You should now have a server and peer for each server, and a client-cert. And we can start using etcd in a secure authenticated way. I am using relative paths and am standing where all certs are created, you can use absolute paths, bit for brevity this looks better. You could create a separate peer-ca-certificate and use that for peering. You can run this as a normal command:

/path/to/etcd \
  --name {{hostname}} \
  --cert-file=etcd-{{hostname}}-server.pem \
  --key-file=etcd-{{hostname}}-server-key.pem \
  --trusted-ca-file=etcd-ca.pem \
  --client-cert-auth \
  --peer-cert-file=etcd-{{hostname}}-peer.pem \
  --peer-key-file=etcd-{{hostname}}-peer-key.pem \
  --peer-ca-file=etcd-ca.pem \
  --peer-client-cert-auth \
  --listen-peer-urls=https://0.0.0.0:2380 \
  --listen-client-urls=https://0.0.0.0:2379,http://127.0.0.1:4001 \
  --advertise-client-urls=https://0.0.0.0:2379,http://127.0.0.1:4001 \
  --data-/var/lib/etcddir=/var/lib/etcd \
  --initial-advertise-peer-urls=https://{{hostname}}:2380 \
  --initial-cluster https://{{hostname}}:2380
	  

When working you could take etcdctl for a spin, I left http on port 4001 open on localhost so we don't have to use certificates when we are already on the server.
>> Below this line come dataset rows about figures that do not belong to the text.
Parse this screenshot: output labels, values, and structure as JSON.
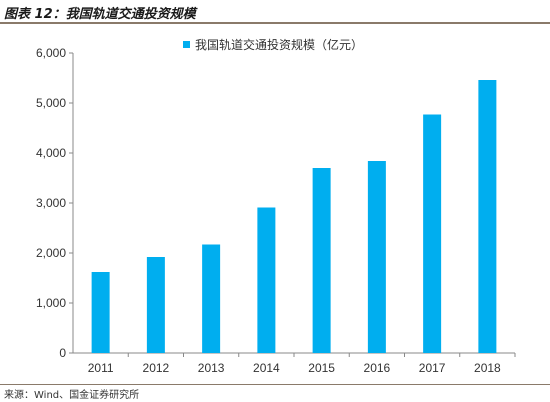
{
  "header": {
    "title": "图表 12：我国轨道交通投资规模"
  },
  "footer": {
    "source": "来源：Wind、国金证券研究所"
  },
  "colors": {
    "bar": "#00AEEF",
    "axis": "#888888"
  },
  "chart_data": {
    "type": "bar",
    "categories": [
      "2011",
      "2012",
      "2013",
      "2014",
      "2015",
      "2016",
      "2017",
      "2018"
    ],
    "series": [
      {
        "name": "我国轨道交通投资规模（亿元）",
        "values": [
          1620,
          1920,
          2170,
          2910,
          3700,
          3840,
          4770,
          5460
        ]
      }
    ],
    "ylim": [
      0,
      6000
    ],
    "yticks": [
      0,
      1000,
      2000,
      3000,
      4000,
      5000,
      6000
    ],
    "ytick_labels": [
      "0",
      "1,000",
      "2,000",
      "3,000",
      "4,000",
      "5,000",
      "6,000"
    ],
    "legend": "top-center",
    "grid": false
  }
}
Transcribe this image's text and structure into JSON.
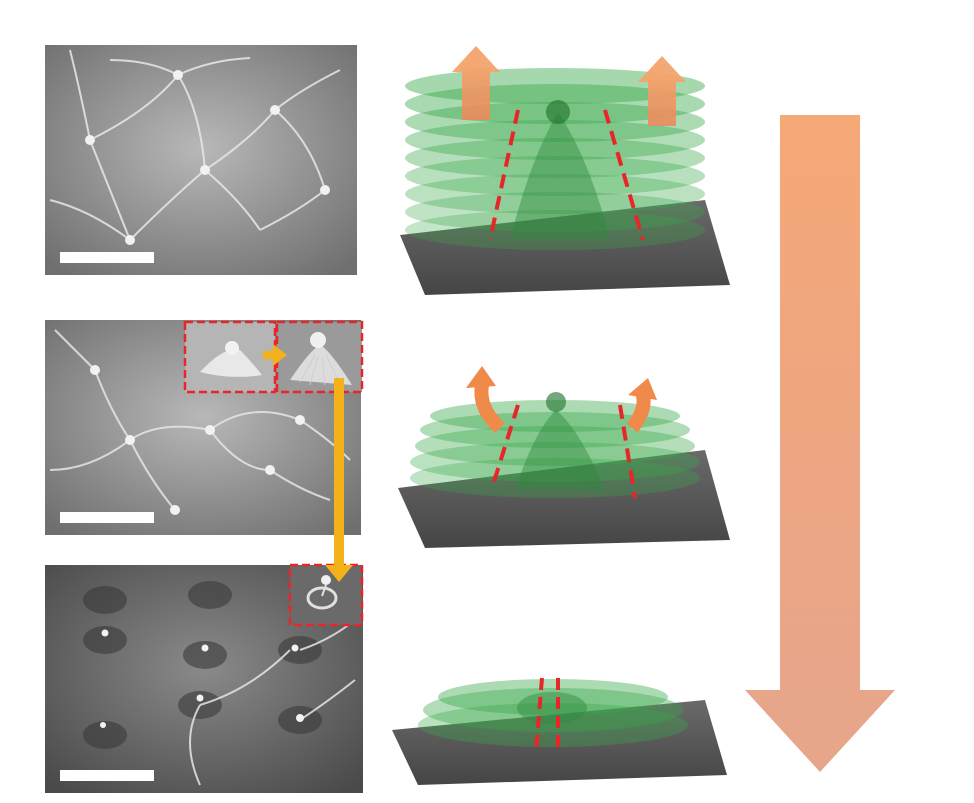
{
  "figure": {
    "title": "",
    "colors": {
      "background": "#ffffff",
      "sem_gray": "#8c8c8c",
      "substrate": "#5a5a5a",
      "layer_green": "#3aa84a",
      "dashed_red": "#e8262a",
      "arrow_orange": "#f4a36a",
      "yellow_connector": "#f3b21a",
      "scale_bar": "#ffffff"
    },
    "panels": [
      {
        "id": "sem-top",
        "scale_bar": true
      },
      {
        "id": "sem-middle",
        "scale_bar": true,
        "insets": 2
      },
      {
        "id": "sem-bottom",
        "scale_bar": true,
        "insets": 1
      }
    ],
    "schematics": [
      {
        "id": "schematic-top",
        "layers": 9,
        "up_arrows": 2
      },
      {
        "id": "schematic-middle",
        "layers": 5,
        "curved_arrows": 2
      },
      {
        "id": "schematic-bottom",
        "layers": 3
      }
    ],
    "process_arrow": {
      "direction": "down"
    }
  }
}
But that is easily removed if you want to. to se what is saved at root type:

/path/to/etcdctl ls /
	  

If everything is working you have a working installation of etcd, and can start using it. You probably want to create a systemd-file for running it on startup.


Network (flannel)

Flanneld is a network overlay that keeps in order which subnet is used by docker on each host, so we define that flannel has a /16-net (255 /24-net) and that every docker-node should have a /24-net. It can be used without docker, for instance if you want docker-containers to connect over differend machines on a privete docker-ip-range In this guide I will use 18.16.0.0/16 as the main range, let's tell etcd about it!

flannel-etcd-conf.json

{
    "Network": "18.16.0.0/16",
    "SubnetLen": 24,
    "Backend": {
        "Type": "vxlan",
        "VNI": 1
     }
}
	  

and run the command:

/path/to/etcdctl set /flannel/network/config < flannel-etcd-conf.json
	  

We can now run flannel with

/path/to/flanneld \
  --ip-masq=false \
  --etcd-endpoints=https://{{etcd_master}}:2379 \
  --etcd-cafile=etcd-ca.pem \
  --etcd-certfile=etcd-{{hostname}}-client.pem \
  --etcd-keyfile=etcd-{{hostname}}-client-key.pem \
--etcd-prefix=/flannel/network

source /etc/sysconfig/docker-network # or where docker sets/gets network-configs on your os

/path/to/mk-docker-opts.sh -k DOCKER_NETWORK_OPTIONS -d /run/flannel/docker

#start docker your normal way
systemctl start docker
	  

Kubernetes

Kubernetes is a collection of programs connecting over a rest-api. Broadly speaking all components talk directly to the apiserver to get instructions, the apiserver stores state in etcd. Kubelet talks to docker, and docker uses flannel for nettwork.